HBO Max maintains a broad library of popular original content, including the TV series Game of ThronesThe SopranosSex in the City, and, more recently, a limited series hit starring Kate Winslet called Mare of Easttown (95% rating on Rotten Tomatoes).

Similarweb estimates show strong HBO sign-up visits, especially internationally, from June 2021 forward. This is due to management’s focus on LATAM subscriber growth in 2021, with it launching in 39 territories in the region at the end of June. This year should be another strong year of international growth for HBO Max as it plans to launch its service in 15 additional European countries in March.

HBO Max sign-ups

HBO Max Cancellations

Amazon Prime

Amazon began bundling Prime Video with its Prime subscription in 2011. Since then, the company has been very focused on investing in content and has seen its streaming library grow to include a host of original movies and TV shows. It notably has tripled the number of Amazon Originals since 2018. During the 2022 Super Bowl, the company ran an ad for its upcoming Lord of the Rings television series, subtitled The Rings of Power, set to debut this September. The company has committed to producing five seasons and is expected to spend over $1 billion on the series, with Vanity Fair reporting the first season alone cost $462 million. If true, that would make it the most expensive television series ever made.
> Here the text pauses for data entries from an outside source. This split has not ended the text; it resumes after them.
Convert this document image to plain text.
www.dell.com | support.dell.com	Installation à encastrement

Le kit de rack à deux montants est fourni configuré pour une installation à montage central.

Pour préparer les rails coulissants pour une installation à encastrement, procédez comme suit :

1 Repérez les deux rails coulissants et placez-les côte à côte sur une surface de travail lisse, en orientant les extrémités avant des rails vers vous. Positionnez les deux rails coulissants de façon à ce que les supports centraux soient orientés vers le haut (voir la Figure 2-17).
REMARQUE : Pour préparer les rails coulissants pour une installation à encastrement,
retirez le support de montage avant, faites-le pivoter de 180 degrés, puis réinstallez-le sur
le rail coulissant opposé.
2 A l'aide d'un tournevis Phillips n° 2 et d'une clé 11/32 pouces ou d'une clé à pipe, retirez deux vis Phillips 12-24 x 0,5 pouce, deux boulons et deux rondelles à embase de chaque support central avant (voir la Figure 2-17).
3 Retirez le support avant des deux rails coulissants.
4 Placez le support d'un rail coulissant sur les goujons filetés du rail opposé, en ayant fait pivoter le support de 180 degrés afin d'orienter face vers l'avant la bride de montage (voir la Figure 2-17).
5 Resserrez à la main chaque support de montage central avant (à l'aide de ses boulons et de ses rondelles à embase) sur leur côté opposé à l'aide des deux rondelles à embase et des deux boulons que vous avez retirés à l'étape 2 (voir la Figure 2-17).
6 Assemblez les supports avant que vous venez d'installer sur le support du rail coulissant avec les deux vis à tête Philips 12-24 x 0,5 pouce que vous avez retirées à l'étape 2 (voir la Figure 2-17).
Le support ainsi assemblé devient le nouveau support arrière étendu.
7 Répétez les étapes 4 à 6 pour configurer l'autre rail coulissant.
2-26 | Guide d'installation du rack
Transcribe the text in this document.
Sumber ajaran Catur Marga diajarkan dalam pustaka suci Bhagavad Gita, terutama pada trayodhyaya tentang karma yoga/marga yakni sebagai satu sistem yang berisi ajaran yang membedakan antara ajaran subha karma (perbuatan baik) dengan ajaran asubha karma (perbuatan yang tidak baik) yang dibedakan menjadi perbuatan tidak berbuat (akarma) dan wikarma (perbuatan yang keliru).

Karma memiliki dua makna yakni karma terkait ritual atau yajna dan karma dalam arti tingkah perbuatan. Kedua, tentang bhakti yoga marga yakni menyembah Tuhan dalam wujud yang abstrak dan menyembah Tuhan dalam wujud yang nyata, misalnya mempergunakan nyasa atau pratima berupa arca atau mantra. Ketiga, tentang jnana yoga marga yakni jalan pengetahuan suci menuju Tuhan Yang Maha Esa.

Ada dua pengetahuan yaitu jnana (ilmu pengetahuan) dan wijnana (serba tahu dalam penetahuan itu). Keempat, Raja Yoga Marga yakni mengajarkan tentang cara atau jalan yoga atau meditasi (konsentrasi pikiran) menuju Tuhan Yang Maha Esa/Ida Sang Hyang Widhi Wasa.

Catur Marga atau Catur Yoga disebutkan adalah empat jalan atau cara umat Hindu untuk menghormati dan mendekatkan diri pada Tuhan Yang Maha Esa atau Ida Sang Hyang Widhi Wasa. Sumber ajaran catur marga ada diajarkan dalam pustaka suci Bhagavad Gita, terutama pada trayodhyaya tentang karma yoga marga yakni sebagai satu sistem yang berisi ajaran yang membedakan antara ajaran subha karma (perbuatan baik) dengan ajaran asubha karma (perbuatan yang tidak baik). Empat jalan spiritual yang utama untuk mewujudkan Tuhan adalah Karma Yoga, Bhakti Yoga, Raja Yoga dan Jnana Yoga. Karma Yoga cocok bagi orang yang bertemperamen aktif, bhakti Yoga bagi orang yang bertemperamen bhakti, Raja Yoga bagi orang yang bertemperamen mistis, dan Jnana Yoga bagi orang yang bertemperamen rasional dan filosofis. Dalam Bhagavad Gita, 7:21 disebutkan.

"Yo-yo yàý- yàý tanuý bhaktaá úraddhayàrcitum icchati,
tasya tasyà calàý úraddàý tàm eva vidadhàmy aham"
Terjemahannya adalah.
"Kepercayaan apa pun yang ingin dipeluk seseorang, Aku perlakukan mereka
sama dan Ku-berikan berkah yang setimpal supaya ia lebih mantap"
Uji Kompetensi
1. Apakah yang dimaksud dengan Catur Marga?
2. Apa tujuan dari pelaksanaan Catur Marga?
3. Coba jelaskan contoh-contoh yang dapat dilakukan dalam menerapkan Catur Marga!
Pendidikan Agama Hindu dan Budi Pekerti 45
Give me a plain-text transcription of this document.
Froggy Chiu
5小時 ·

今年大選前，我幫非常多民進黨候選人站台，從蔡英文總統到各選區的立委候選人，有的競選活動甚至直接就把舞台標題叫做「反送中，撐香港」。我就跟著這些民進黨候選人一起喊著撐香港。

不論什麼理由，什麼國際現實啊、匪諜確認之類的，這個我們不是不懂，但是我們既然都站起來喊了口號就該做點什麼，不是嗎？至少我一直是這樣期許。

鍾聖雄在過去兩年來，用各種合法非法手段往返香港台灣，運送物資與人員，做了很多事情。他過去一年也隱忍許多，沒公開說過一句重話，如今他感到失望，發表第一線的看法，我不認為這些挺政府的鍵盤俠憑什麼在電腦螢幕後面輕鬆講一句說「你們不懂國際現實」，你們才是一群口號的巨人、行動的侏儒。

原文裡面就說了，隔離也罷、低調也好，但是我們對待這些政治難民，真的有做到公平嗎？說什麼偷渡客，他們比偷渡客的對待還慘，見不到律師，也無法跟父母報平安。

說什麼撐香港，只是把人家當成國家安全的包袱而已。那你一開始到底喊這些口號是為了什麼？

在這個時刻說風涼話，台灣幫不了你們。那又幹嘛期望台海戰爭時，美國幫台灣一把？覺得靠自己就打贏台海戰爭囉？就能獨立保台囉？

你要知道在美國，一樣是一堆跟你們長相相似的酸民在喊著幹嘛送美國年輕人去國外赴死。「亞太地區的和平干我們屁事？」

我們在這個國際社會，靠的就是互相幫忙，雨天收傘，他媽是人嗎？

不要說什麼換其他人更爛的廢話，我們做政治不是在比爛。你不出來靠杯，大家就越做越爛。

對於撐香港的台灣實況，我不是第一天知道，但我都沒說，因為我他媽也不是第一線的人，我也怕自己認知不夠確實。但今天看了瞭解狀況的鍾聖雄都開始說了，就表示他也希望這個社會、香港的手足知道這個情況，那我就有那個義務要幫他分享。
While other traditional streamers like Netflix have avoided adding sports programming as part of their streaming packages, Amazon has invested in sports and has been simulcasting the NFL’s Thursday Night Football package on Prime Video. It has also been broadcasted on NFL Network and often on Fox as well. The company recently announced that for the 2022 NFL season, it has acquired exclusive rights to broadcast Thursday Night Football on Prime Video.

As we look at Similarweb estimates, it’s important to note that Prime sign-ups include all Prime customers. Since Prime Video is bundled with Prime, many of these customers may not be watching the video service. So it’s difficult to ascertain how many of these Prime Video subs could be defined as monthly active users, which is how we would view anyone paying a monthly fee for access to a streaming service. However, Amazon did disclose in its Q4 2021 earnings press release that over 200 million Prime members streamed content in 2021. Amazon has also recently announced a $20 increase in the annual subscription fee for Prime. Consequently, it will be interesting to see if this leads to an increase in cancellations over the course of 2022.

Amazon Prime Sign-Ups 

Amazon Prime Cancellations 

Everyone Else

Notably, there are several other players in the highly competitive streaming space, but we chose to focus on these five stalwarts as they are the largest. Apple is presumably another large player, but it does not disclose subscriber numbers for its AppleTV+ service. However, it will be interesting to see if traffic to its sign-up page spikes post-Academy Awards now that its exclusive film Coda has won the Oscar for Best Picture. Paramount+ is also a  large player with 32.8M subscribers as of the end of Q4 2021. Comcast’s Peacock service is much smaller, with only 9 million paying subscribers at the end of Q4 2021, according to the respective company reports.

In a post-pandemic world, it’s clear the overall number of hours viewed has declined as the re-opening continues. However, subscriber totals across these platforms have continued to increase – demonstrating both the popularity and stickiness of streaming. For now, it would appear streamers do have pricing power. But just as the cord-cutting trend proved the wallet-share limits of video entertainment on consumers’ budgets, a combination of increasing apps and increasing prices may soon limit the ability of consumers to pay more for these services and new entrants’ ability to gain share. This could lead to streamers exploring other avenues for revenue growth – perhaps gaming and advertising (Disney recently announced an ad-supported version of Disney+). The price elasticity of demand for streamers will eventually become an important topic to follow.